In [1]:
import mysql.connector
import pandas as pd

In [2]:
def read_data(): # connects to mysql db and reads the data
    cnx = mysql.connector.connect(user='root', 
                                  host='localhost', auth_plugin='mysql_native_password', database='big_data')

    mycursor = cnx.cursor()
    mycursor.execute("SELECT * FROM article_summary")

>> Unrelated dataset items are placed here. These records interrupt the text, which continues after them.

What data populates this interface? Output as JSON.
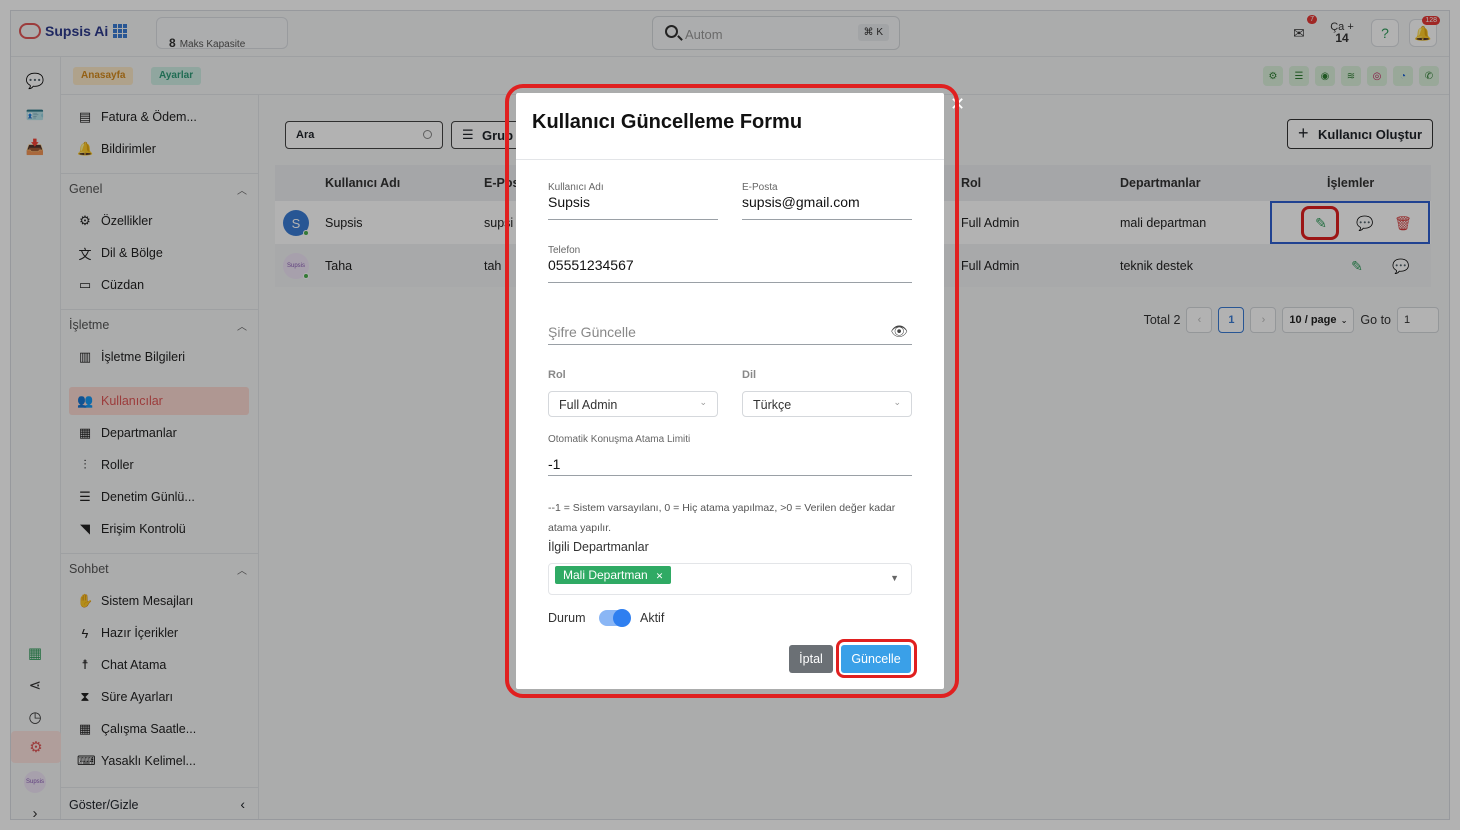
{
  "app": {
    "brand": "Supsis Ai",
    "capacity_num": "8",
    "capacity_label": "Maks Kapasite",
    "search_placeholder": "Autom",
    "search_shortcut": "⌘ K",
    "mail_badge": "7",
    "date_day": "Ça",
    "date_num": "14",
    "notif_badge": "128"
  },
  "breadcrumb": {
    "home": "Anasayfa",
    "settings": "Ayarlar"
  },
  "sidebar": {
    "top_items": [
      "Fatura & Ödem...",
      "Bildirimler"
    ],
    "sections": [
      {
        "title": "Genel",
        "items": [
          "Özellikler",
          "Dil & Bölge",
          "Cüzdan"
        ]
      },
      {
        "title": "İşletme",
        "items": [
          "İşletme Bilgileri",
          "Kullanıcılar",
          "Departmanlar",
          "Roller",
          "Denetim Günlü...",
          "Erişim Kontrolü"
        ]
      },
      {
        "title": "Sohbet",
        "items": [
          "Sistem Mesajları",
          "Hazır İçerikler",
          "Chat Atama",
          "Süre Ayarları",
          "Çalışma Saatle...",
          "Yasaklı Kelimel..."
        ]
      }
    ],
    "active_item": "Kullanıcılar",
    "footer": "Göster/Gizle"
  },
  "main": {
    "search_placeholder": "Ara",
    "filter_label": "Grup",
    "create_button": "Kullanıcı Oluştur",
    "table": {
      "headers": [
        "Kullanıcı Adı",
        "E-Pos",
        "Rol",
        "Departmanlar",
        "İşlemler"
      ],
      "rows": [
        {
          "avatar": "S",
          "name": "Supsis",
          "email": "supsi",
          "role": "Full Admin",
          "dept": "mali departman"
        },
        {
          "avatar": "Supsis",
          "name": "Taha",
          "email": "tah",
          "role": "Full Admin",
          "dept": "teknik destek"
        }
      ]
    },
    "pager": {
      "total": "Total 2",
      "page": "1",
      "size": "10 / page",
      "goto_label": "Go to",
      "goto_value": "1"
    }
  },
  "modal": {
    "title": "Kullanıcı Güncelleme Formu",
    "username_label": "Kullanıcı Adı",
    "username_value": "Supsis",
    "email_label": "E-Posta",
    "email_value": "supsis@gmail.com",
    "phone_label": "Telefon",
    "phone_value": "05551234567",
    "password_placeholder": "Şifre Güncelle",
    "role_label": "Rol",
    "role_value": "Full Admin",
    "lang_label": "Dil",
    "lang_value": "Türkçe",
    "limit_label": "Otomatik Konuşma Atama Limiti",
    "limit_value": "-1",
    "hint": "--1 = Sistem varsayılanı, 0 = Hiç atama yapılmaz, >0 = Verilen değer kadar atama yapılır.",
    "dept_label": "İlgili Departmanlar",
    "dept_chip": "Mali Departman",
    "status_label": "Durum",
    "status_value": "Aktif",
    "cancel": "İptal",
    "save": "Güncelle"
  }
}
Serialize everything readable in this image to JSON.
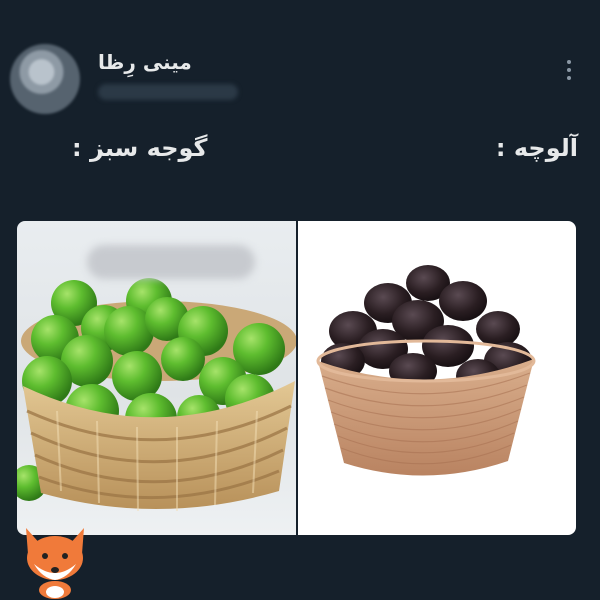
{
  "post": {
    "author_name": "مینی رِظا",
    "more_icon": "more-vertical-icon",
    "label_right": "آلوچه :",
    "label_left": "گوجه سبز :"
  },
  "images": {
    "left_subject": "green plums in woven basket",
    "right_subject": "dark dried plums in wooden bowl"
  },
  "colors": {
    "background": "#15202b",
    "text": "#e7e9ea",
    "green_plum": "#5ebd2f",
    "dried_plum": "#2a1e22",
    "wood_bowl": "#c89a79"
  }
}
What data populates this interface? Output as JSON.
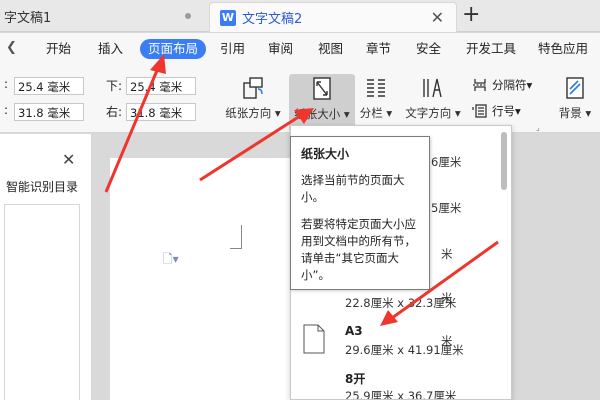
{
  "tabs": [
    {
      "label": "字文稿1"
    },
    {
      "label": "文字文稿2",
      "icon": "W"
    }
  ],
  "menu": {
    "items": [
      "开始",
      "插入",
      "页面布局",
      "引用",
      "审阅",
      "视图",
      "章节",
      "安全",
      "开发工具",
      "特色应用"
    ],
    "active": "页面布局"
  },
  "margins": {
    "top": "25.4 毫米",
    "bottom_label": "下:",
    "bottom": "25.4 毫米",
    "left": "31.8 毫米",
    "right_label": "右:",
    "right": "31.8 毫米"
  },
  "ribbon": {
    "orientation": "纸张方向",
    "paper_size": "纸张大小",
    "columns": "分栏",
    "text_direction": "文字方向",
    "separator": "分隔符",
    "line_number": "行号",
    "background": "背景"
  },
  "left_panel": {
    "title": "智能识别目录"
  },
  "tooltip": {
    "title": "纸张大小",
    "desc": "选择当前节的页面大小。",
    "note": "若要将特定页面大小应用到文档中的所有节，请单击“其它页面大小”。"
  },
  "paper_options": [
    {
      "size_fragment": "6厘米"
    },
    {
      "size_fragment": "5厘米"
    },
    {
      "size_fragment": "米"
    },
    {
      "size_fragment": "米"
    },
    {
      "size_fragment": "米"
    },
    {
      "name": "",
      "size": "22.8厘米  x  32.3厘米"
    },
    {
      "name": "A3",
      "size": "29.6厘米  x  41.91厘米"
    },
    {
      "name": "8开",
      "size": "25.9厘米  x  36.7厘米"
    }
  ],
  "annotation": {
    "color": "#f0352c"
  },
  "colors": {
    "accent": "#3a7df5"
  }
}
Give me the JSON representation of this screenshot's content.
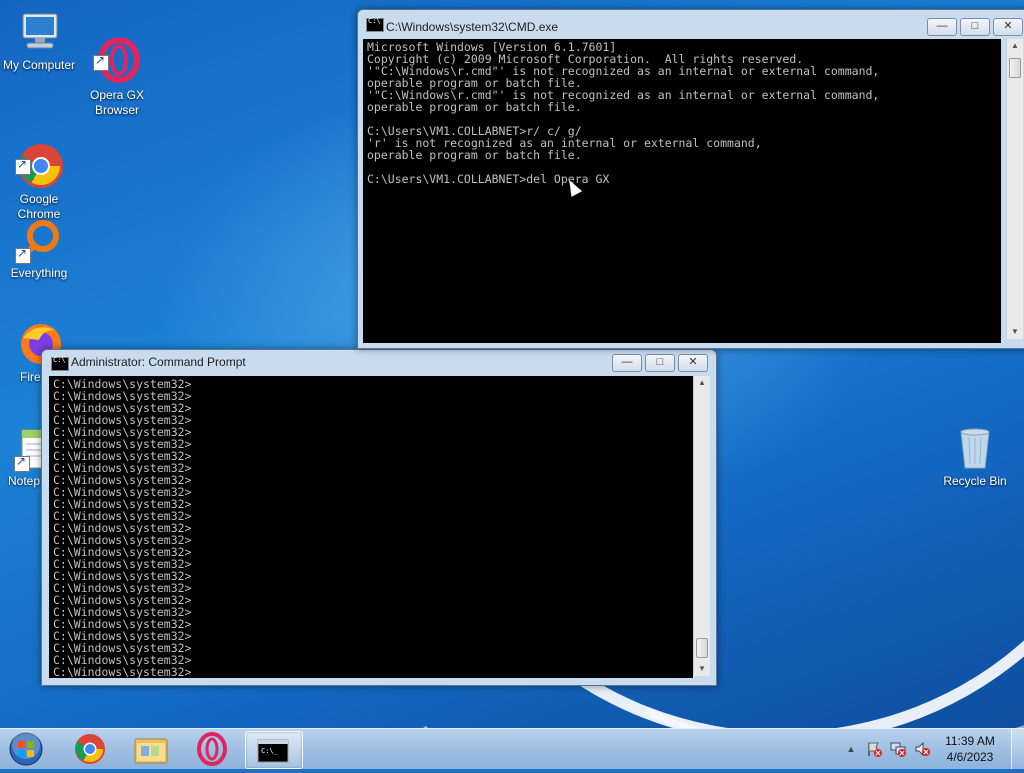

    records = mycursor.fetchall()  # fetches the records from the cursor as a list
    df = pd.DataFrame(records, columns=['index','index2', 'Snapshot', 'Article', 'Article Vector Centroid', 'Article Topics Distributions',
                                        'TextStat Fleisch Reading Difficulty', 'Eigenvector Centrality', 'Louvain Community',
                                        'Clicks in month', 'Article Length', 'Target Complexity'])
    df = df.drop(columns=['index','index2'])
    cnx.close()
    return df


In [3]:
# df = read_data()
df = pd.read_csv("article_summary-202001.csv")

In [4]:
year = '2020'
month = '01'
date = int(year+month)
df = df.loc[df['Snapshot'] == date] # filter data based on monthly date

In [5]:
df['Article Topics Distribution'] = df['Article Topics Distributions'].apply(lambda x:x[1:-1].split(','))
df = df.drop(['Article Topics Distributions'],axis=1)
new_data = pd.DataFrame(df['Article Topics Distribution'].values.tolist(), index= df.index).add_prefix('Article Topics Distribution_')
df = pd.concat([df, new_data[:]], axis=1)

In [6]:
df = df[df['Article Topics Distribution'].apply(len).gt(2)]
filter_col = [col for col in df if col.startswith('Article Topics Distribution')]
filter_col.remove('Article Topics Distribution')
filter_col.insert(0,'Article')
df = df[filter_col]
for col in list(df.columns):
    if ('Article Topics Distribution_' in col):
        df[col] = df[col].astype(float)

df.rename(columns = {'Article Topics Distribution_0':'T1', 'Article Topics Distribution_1':'T2', 'Article Topics Distribution_2':'T3',
                    'Article Topics Distribution_3': 'T4', 'Article Topics Distribution_4': 'T5'}, inplace = True)

df.fillna(0, inplace=True) #replace nan values with 0
df.loc[:,'Total'] = df.sum(axis=1)
df.loc['Total', 1:] = df.sum(axis=0)
df.fillna('', inplace=True)
df_cols = df.columns[1:-1]

In [7]:
# Article count
new_df = df[df_cols]
new_df['Topics'] = new_df.idxmax(axis=1)
new_df = new_df.groupby('Topics')['Topics'].size()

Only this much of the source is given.